Known as a Socialist party veteran, Hollande, who eked out a narrow
lead in the first round of the poll, is a relative unknown outside
France.
Hollande has consistently topped opinion polls in recent months as the most likely next French president.
Indeed, polls indicate that Hollande and incumbent Nicolas Sarkozy
are neck-and-neck in the first round, but give the socialist candidate a
comfortable lead in the second - results that are remarkable given that
Hollande has never held a government position.
Hollande profiled himself as a down-to-earth figure on the campaign
trail this year since officially announcing in March 2011 he would run.
He pledged himself to be a "normal" president, in contrast to the
flashy and impulsive style that rapidly earned Sarkozy the name
"President Bling Bling" after he won power in 2007.
'Solid left'
Hollande is generally viewed as a moderate. "I don't want a hard
left," said Hollande in a primary debate against Martine Aubry in
October 2011.
"We're just coming out of five years of a brutal presidency. Should
we have a divisive candidacy? I don't want that. We need a solid left."
Hollande's policies propose recruiting 60,000 state-employed school
teachers if elected in a reversal of staff cuts under Sarkozy, but he
has also gone to lengths to say he is no spend-happy leftist but a
cautious moderate vowing to reduce France's public deficit to 3 per cent
of the GDP.
To take the party ticket in 2012, he had to prevail in a gruelling
primary election that put both his political and private life to the
test.
His big break came when Dominique Strauss-Kahn, the former party
favourite, was discredited after being arrested in New York in May 2011
for the alleged sexual assault of a maid.
One of the more dramatic moments of that contest came when fellow
contender Segolene Royal - his estranged partner of nearly three decades
and mother of his four children - publicly endorsed his bid.
Hollande, say friends, is warm as well as witty, especially when away from the television cameras.

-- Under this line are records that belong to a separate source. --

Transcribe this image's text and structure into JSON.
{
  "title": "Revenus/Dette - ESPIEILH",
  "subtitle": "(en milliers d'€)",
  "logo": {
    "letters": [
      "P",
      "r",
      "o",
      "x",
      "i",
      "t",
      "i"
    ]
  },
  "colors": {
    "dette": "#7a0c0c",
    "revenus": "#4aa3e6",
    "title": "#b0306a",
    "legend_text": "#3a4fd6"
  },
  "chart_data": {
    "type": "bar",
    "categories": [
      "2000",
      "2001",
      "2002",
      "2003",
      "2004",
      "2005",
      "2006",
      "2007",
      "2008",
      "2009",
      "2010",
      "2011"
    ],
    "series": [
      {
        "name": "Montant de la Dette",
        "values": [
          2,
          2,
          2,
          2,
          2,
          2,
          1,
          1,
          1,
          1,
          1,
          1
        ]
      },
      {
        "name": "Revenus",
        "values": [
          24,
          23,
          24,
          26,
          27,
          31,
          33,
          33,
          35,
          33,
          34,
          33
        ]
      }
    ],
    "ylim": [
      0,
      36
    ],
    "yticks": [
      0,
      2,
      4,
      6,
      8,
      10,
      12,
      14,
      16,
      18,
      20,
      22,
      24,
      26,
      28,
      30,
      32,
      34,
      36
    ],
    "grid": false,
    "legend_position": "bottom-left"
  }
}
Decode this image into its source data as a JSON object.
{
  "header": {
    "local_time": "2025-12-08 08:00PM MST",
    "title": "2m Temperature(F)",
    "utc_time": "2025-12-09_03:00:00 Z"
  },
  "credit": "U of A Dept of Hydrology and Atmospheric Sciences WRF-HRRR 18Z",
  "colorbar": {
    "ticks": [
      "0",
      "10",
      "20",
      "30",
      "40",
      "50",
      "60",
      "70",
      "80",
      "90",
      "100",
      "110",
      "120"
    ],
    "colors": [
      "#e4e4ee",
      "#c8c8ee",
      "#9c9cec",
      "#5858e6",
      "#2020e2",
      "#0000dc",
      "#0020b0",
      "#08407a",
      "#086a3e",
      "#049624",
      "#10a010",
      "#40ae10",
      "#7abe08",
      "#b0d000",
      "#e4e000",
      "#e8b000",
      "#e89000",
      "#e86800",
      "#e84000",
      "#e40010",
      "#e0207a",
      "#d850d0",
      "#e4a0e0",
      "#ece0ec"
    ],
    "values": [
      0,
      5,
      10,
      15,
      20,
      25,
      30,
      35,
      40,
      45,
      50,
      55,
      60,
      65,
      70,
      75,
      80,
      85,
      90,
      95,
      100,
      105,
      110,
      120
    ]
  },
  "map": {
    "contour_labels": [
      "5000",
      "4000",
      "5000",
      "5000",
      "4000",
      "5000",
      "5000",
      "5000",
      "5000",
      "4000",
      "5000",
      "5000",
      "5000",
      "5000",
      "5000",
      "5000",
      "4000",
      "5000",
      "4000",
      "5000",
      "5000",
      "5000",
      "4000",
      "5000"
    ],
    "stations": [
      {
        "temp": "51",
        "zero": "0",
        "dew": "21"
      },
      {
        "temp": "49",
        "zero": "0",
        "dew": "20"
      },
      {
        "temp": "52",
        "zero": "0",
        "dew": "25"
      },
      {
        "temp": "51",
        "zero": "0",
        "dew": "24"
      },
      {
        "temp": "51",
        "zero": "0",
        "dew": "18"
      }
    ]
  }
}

He has steadily built up a strong following among party loyalists and
paints himself as a modern thinker who is a touch more moderate than
some other party grandees.
Throughout his campaign, Hollande has criticised banks and financial
markets, promising to tighten control over their activities.
Hollande wants to "restore hope" to France's youth, notably by subsidising jobs in areas with high youth unemployment.
Passion for politcs
Born on August 12, 1954 in the northwestern city of Rouen into a
middle-class family, Hollande told his mother as a child he wanted to be
president one day.
He attended France's prestigious Ecole Nationale d'Administration,
the graduate school that churns out most of the country's political
elite.
Having been active in student politics, he joined the Socialist party
in 1979 and played a junior role as an economic adviser in the
Mitterrand presidency.
A parliamentarian since 1988, he represents a constituency in the south central region of Correze.
He succeeded Lionel Jospin as party leader in 1997, a post he retained for more than a decade.
In 2008, amid acrimony over the defeat of Royal by Sarkozy at the previous year's presidential election, he stood down.
It later emerged he had been having an affair with journalist Valerie Trierweiler, his current partner.
Hollande and Sarkozy are different in substance and style; the former
is criticised for being boring and dull, the latter for his antics.